What was your mash schedule/temp/water volume?
Did you sparge at all?
With an original boil volume of 4g, how much additional water did you add to arrive at 5g?
 
Thats 5.5% right? Isn't that a little high for a session beer? I'm not sure though. Looks like a delicious beer!!
 
@pingsc

My strike temperature was 170.

I heat in a 4 gallon kettle and pour into a 5 gallon once up to temp. So the bottom does not scorch.

Target mash temp for this brew in 150 for a dry finish.

For my set up with 8 lbs of grain. I use 2.25 gallons of water for both the mash and the sparge.

I sparge through a 5 gallon bucket with holes drilled in it into my 6.5 gallon fermentor or bottling bucket.

I typically do my hour boil of 4 gallons and end with ~3.25gallons, so I top off with about 1.75 gallons of near frozen distilled water.

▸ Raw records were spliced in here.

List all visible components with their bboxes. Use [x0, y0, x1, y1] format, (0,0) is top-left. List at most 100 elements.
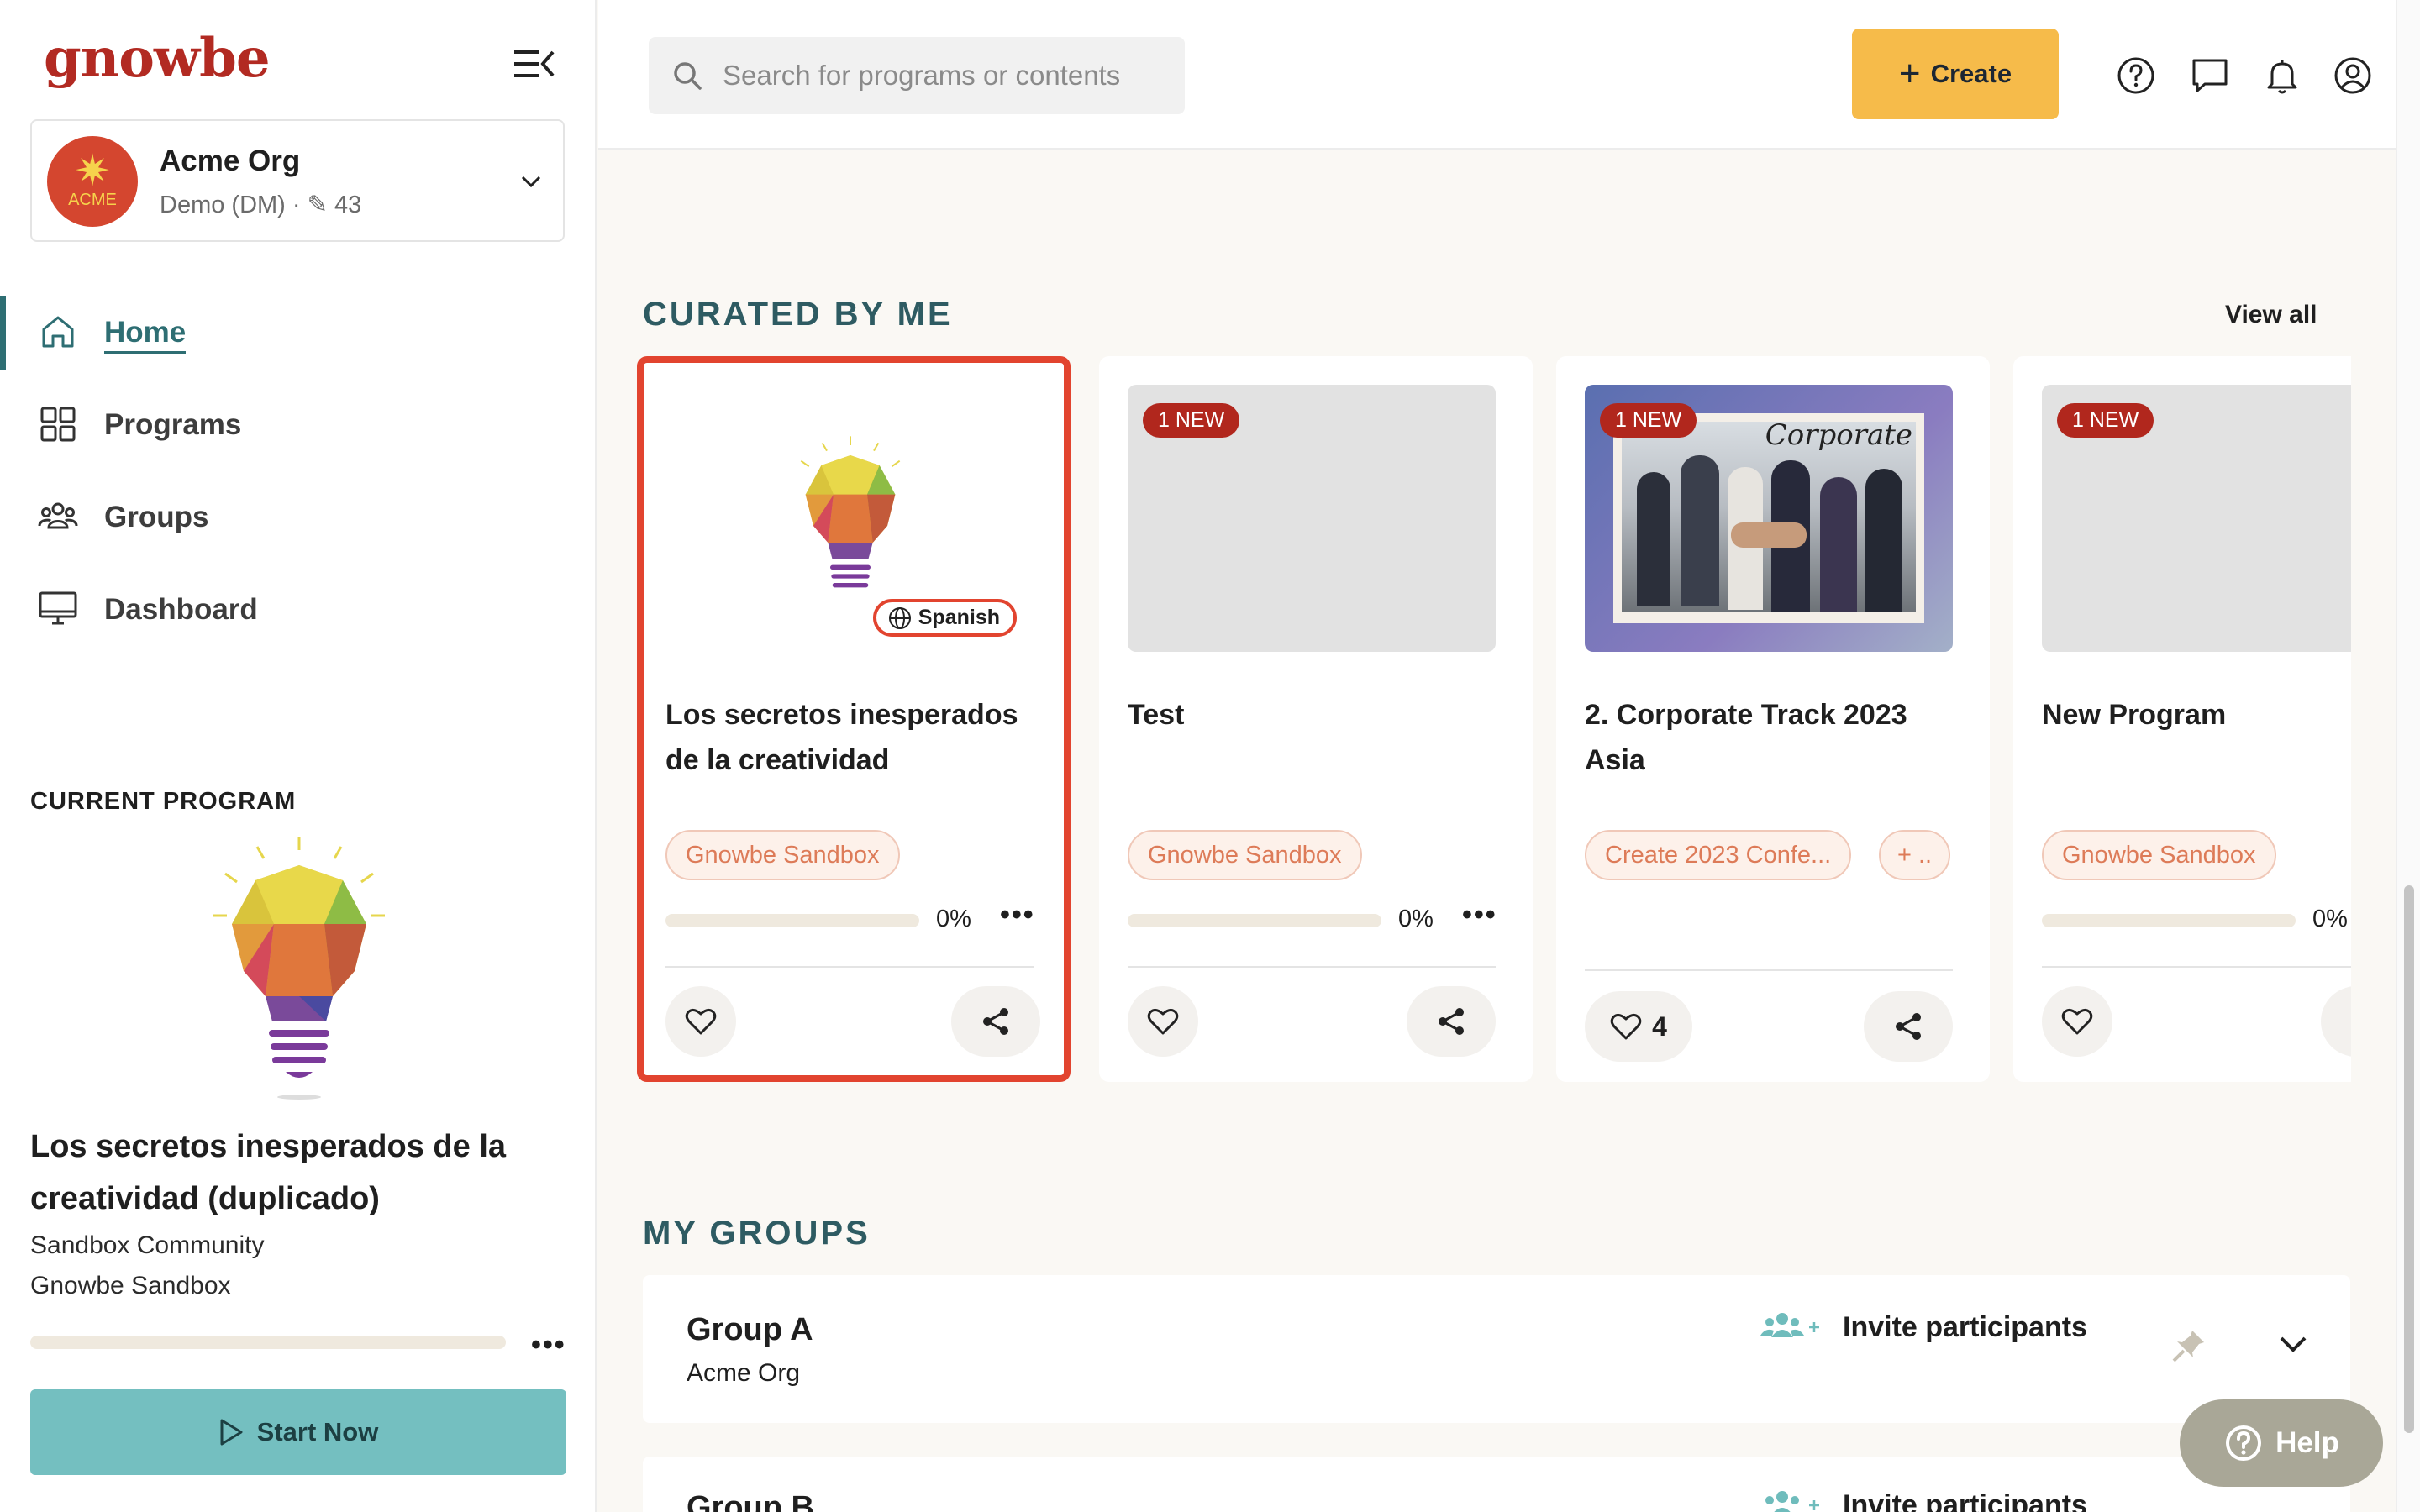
- program-card[interactable]: 1 NEW New Program Gnowbe Sandbox 0%: [2013, 356, 2351, 1082]
- org-avatar: ✷ ACME: [47, 136, 138, 227]
- invite-participants-button[interactable]: Invite participants: [1760, 1488, 2087, 1512]
- share-icon: [1439, 1008, 1464, 1035]
- program-card[interactable]: Spanish Los secretos inesperados de la c…: [637, 356, 1071, 1082]
- current-program-community: Sandbox Community: [30, 1231, 265, 1259]
- add-users-icon: [1760, 1313, 1819, 1337]
- program-tag: Create 2023 Confe...: [1585, 830, 1852, 880]
- image-caption: Corporate: [1765, 418, 1912, 452]
- help-circle-icon: [2226, 1425, 2262, 1461]
- program-thumbnail: 1 NEW: [1128, 385, 1496, 652]
- card-divider: [2042, 966, 2351, 968]
- heart-icon: [1610, 1013, 1642, 1040]
- like-button[interactable]: [666, 986, 736, 1057]
- chat-icon[interactable]: [2190, 55, 2230, 96]
- chevron-down-icon[interactable]: [2276, 1327, 2310, 1361]
- home-icon: [42, 316, 74, 348]
- share-button[interactable]: [951, 986, 1040, 1057]
- like-button[interactable]: [1128, 986, 1198, 1057]
- play-icon: [220, 1419, 243, 1446]
- program-tag: Gnowbe Sandbox: [666, 830, 900, 880]
- nav-groups-label: Groups: [104, 501, 209, 533]
- group-row[interactable]: Group A Acme Org Invite participants: [643, 1275, 2350, 1423]
- invite-label: Invite participants: [1843, 1310, 2087, 1343]
- plus-icon: +: [1898, 53, 1921, 94]
- share-button[interactable]: [1864, 991, 1953, 1062]
- share-icon: [983, 1008, 1008, 1035]
- invite-label: Invite participants: [1843, 1488, 2087, 1512]
- card-divider: [1128, 966, 1496, 968]
- lightbulb-image[interactable]: [198, 832, 400, 1100]
- like-button[interactable]: 4: [1585, 991, 1692, 1062]
- nav-dashboard[interactable]: Dashboard: [0, 570, 593, 650]
- org-subtitle: Demo (DM) · ✎ 43: [160, 192, 362, 218]
- like-count: 4: [1652, 1011, 1667, 1042]
- nav-programs[interactable]: Programs: [0, 385, 593, 465]
- share-button[interactable]: [2321, 986, 2351, 1057]
- program-progress: [2042, 914, 2296, 927]
- more-options-icon[interactable]: •••: [531, 1329, 566, 1362]
- user-profile-icon[interactable]: [2333, 55, 2373, 96]
- nav-home[interactable]: Home: [0, 292, 593, 373]
- photo-frame: Corporate: [1613, 413, 1924, 623]
- program-title: 2. Corporate Track 2023 Asia: [1585, 699, 1907, 776]
- like-button[interactable]: [2042, 986, 2112, 1057]
- language-badge: Spanish: [872, 599, 1017, 637]
- scrollbar[interactable]: [2396, 0, 2420, 1512]
- progress-percent: 0%: [936, 906, 971, 932]
- help-circle-icon[interactable]: [2116, 55, 2156, 96]
- more-tags-chip[interactable]: + ..: [1879, 830, 1951, 880]
- share-icon: [1896, 1013, 1921, 1040]
- more-options-icon[interactable]: •••: [1000, 899, 1035, 932]
- card-divider: [1585, 969, 1953, 971]
- program-progress: [666, 914, 919, 927]
- program-card[interactable]: 1 NEW Test Gnowbe Sandbox 0% •••: [1099, 356, 1533, 1082]
- curated-heading: CURATED BY ME: [643, 296, 953, 333]
- topbar: + Create: [598, 0, 2396, 150]
- nav-dashboard-label: Dashboard: [104, 593, 258, 626]
- nav-home-label: Home: [104, 316, 187, 354]
- nav-programs-label: Programs: [104, 408, 242, 441]
- add-users-icon: [1765, 1491, 1819, 1512]
- share-button[interactable]: [1407, 986, 1496, 1057]
- program-title: Test: [1128, 699, 1185, 731]
- view-all-link[interactable]: View all: [2225, 301, 2317, 329]
- current-program-progress: [30, 1336, 506, 1349]
- heart-icon: [1147, 1008, 1179, 1035]
- more-options-icon[interactable]: •••: [1462, 899, 1497, 932]
- program-card[interactable]: Corporate 1 NEW 2. Corporate Track 2023 …: [1556, 356, 1990, 1082]
- new-badge: 1 NEW: [2057, 403, 2154, 438]
- group-name: Group A: [687, 1312, 813, 1347]
- pin-icon[interactable]: [2170, 1327, 2207, 1364]
- invite-participants-button[interactable]: Invite participants: [1760, 1310, 2087, 1344]
- gnowbe-logo[interactable]: gnowbe: [44, 27, 271, 90]
- program-thumbnail: Corporate 1 NEW: [1585, 385, 1953, 652]
- collapse-menu-icon[interactable]: [513, 45, 556, 82]
- groups-heading: MY GROUPS: [643, 1215, 871, 1252]
- heart-icon: [685, 1008, 717, 1035]
- group-row[interactable]: Group B Invite participants: [643, 1457, 2350, 1512]
- current-program-title[interactable]: Los secretos inesperados de la creativid…: [30, 1121, 568, 1225]
- search-icon: [674, 62, 702, 90]
- program-thumbnail: 1 NEW: [2042, 385, 2351, 652]
- start-now-label: Start Now: [256, 1417, 379, 1446]
- program-tag: Gnowbe Sandbox: [2042, 830, 2276, 880]
- org-switcher[interactable]: ✷ ACME Acme Org Demo (DM) · ✎ 43: [30, 119, 565, 242]
- program-title: Los secretos inesperados de la creativid…: [666, 699, 1018, 776]
- search-input[interactable]: [723, 37, 1168, 114]
- create-label: Create: [1930, 59, 2012, 88]
- help-button[interactable]: Help: [2180, 1399, 2383, 1487]
- start-now-button[interactable]: Start Now: [30, 1389, 566, 1475]
- scroll-thumb[interactable]: [2404, 885, 2414, 1433]
- chevron-down-icon: [521, 176, 541, 188]
- new-badge: 1 NEW: [1600, 403, 1697, 438]
- bell-icon[interactable]: [2262, 55, 2302, 96]
- grid-icon: [40, 407, 76, 442]
- sidebar: gnowbe ✷ ACME Acme Org Demo (DM) · ✎ 43 …: [0, 0, 597, 1512]
- card-divider: [666, 966, 1034, 968]
- group-name: Group B: [687, 1490, 814, 1512]
- create-button[interactable]: + Create: [1852, 29, 2059, 119]
- current-program-org: Gnowbe Sandbox: [30, 1272, 231, 1299]
- heart-icon: [2061, 1008, 2093, 1035]
- nav-groups[interactable]: Groups: [0, 477, 593, 558]
- search-bar[interactable]: [649, 37, 1185, 114]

After cooling for ~30 minutes in an ice bath.

@chad_

Yes it was 5.5 which is perfect for this beer although I was aiming for about 5%. I overshot my normal efficiency (got 66%, normally around 63 at the time) Currently I'm able to hit 71% with this set up :). Also, my yeast worked slightly harder than expected. 5.5 is by no means a normal IPA so I still call is a sessionable.